Though the patient’s history and physical examination have excellent diagnostic power, the adoption of advanced imaging techniques may lead to less reliance on physical diagnostic techniques. Thus, traditional hands-on examination risks falling by the wayside. Reasons for adopting new medical technologies in its place are many and controversial. Like other skills, physical diagnosis requires ongoing use if the practitioner is to remain sharp. Physical examinations can be imprecise, with disagreement among competent examiners regarding the presence or absence of findings. In contrast, electromechanical systems may provide more consistent information, though the interpretation of this information is still subjective.
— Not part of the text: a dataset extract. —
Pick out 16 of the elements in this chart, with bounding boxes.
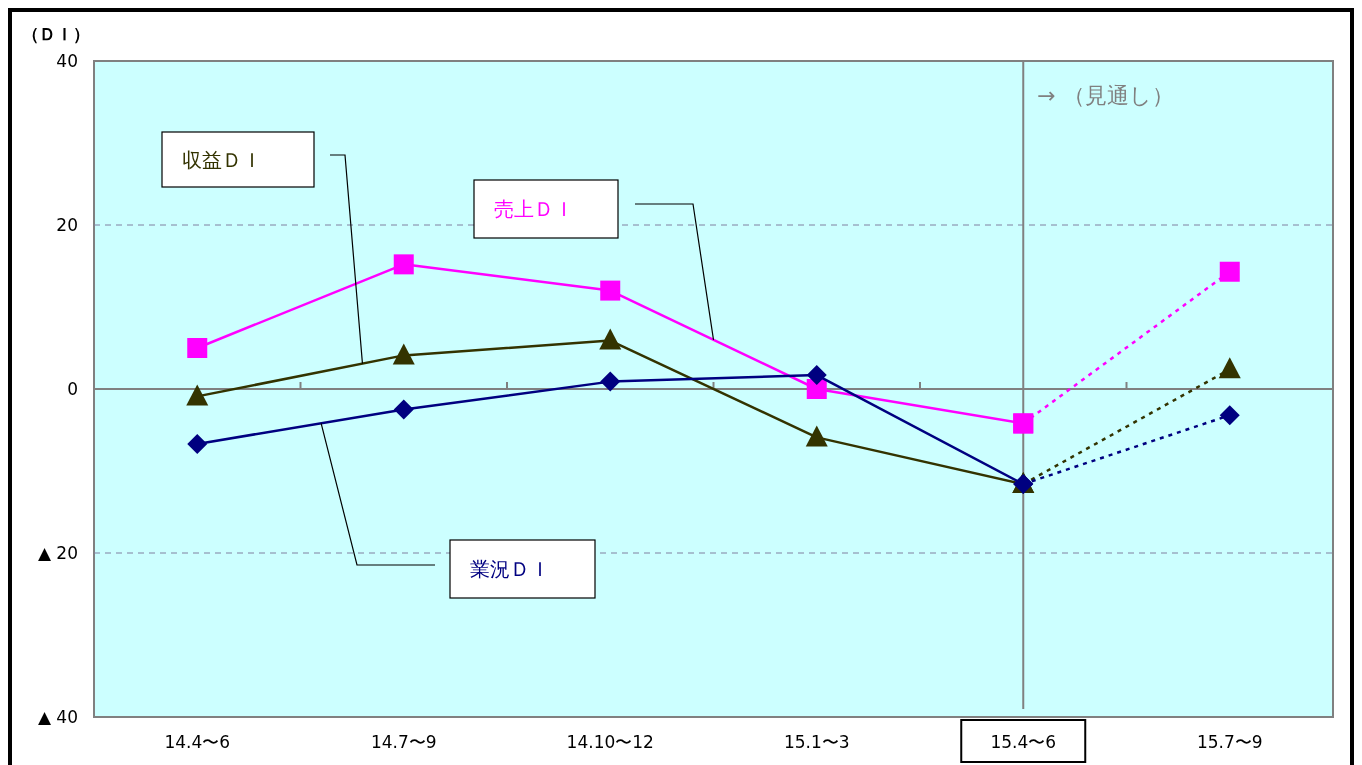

It is easy to forget that laboratory or radiological findings by themselves have very limited usefulness. It is not unusual for test reports to note, “Clinical correlation is advised.” In other words, test results must be interpreted in the light of the information that has been gathered about the patient through the history and the physical examination. The performance of a detailed evaluation can be time-consuming for the physician and the patient, especially when
compared to requesting a test. Pressured by patient expectations or liability concerns, physicians may be reluctant to rely on the physical examination alone in lieu of a battery of confirmatory or exploratory scans or blood tests.
The consequences of this shift are likely to change the way in which the patient views the physician and the way in which the physician approaches the patient. Traditionally, the healing role has been intimately associated with the face-to-face meeting of doctor and patient, exemplified by the laying on of hands. From the patient’s perspective, the concept of the personal physician, the familiar voice and touch of the healer who displays ongoing concern and compassion, should not be discounted. This therapeutic relationship will be compromised if physicians become mere brokers for imaging and testing services. With such an arrangement, there would be no reason for the doctor and patient even to see each other. Additionally, important diagnostic information may present itself in a manner that cannot be detected by a scan, such as a subtle clue in the patient’s mannerisms or body language. Even a human examiner may have difficulty analyzing such vague information, but impressions can nevertheless contribute to the clinical evaluation. This suggests that the physical examination will continue to hold an important place in the physician’s array of diagnostic tools.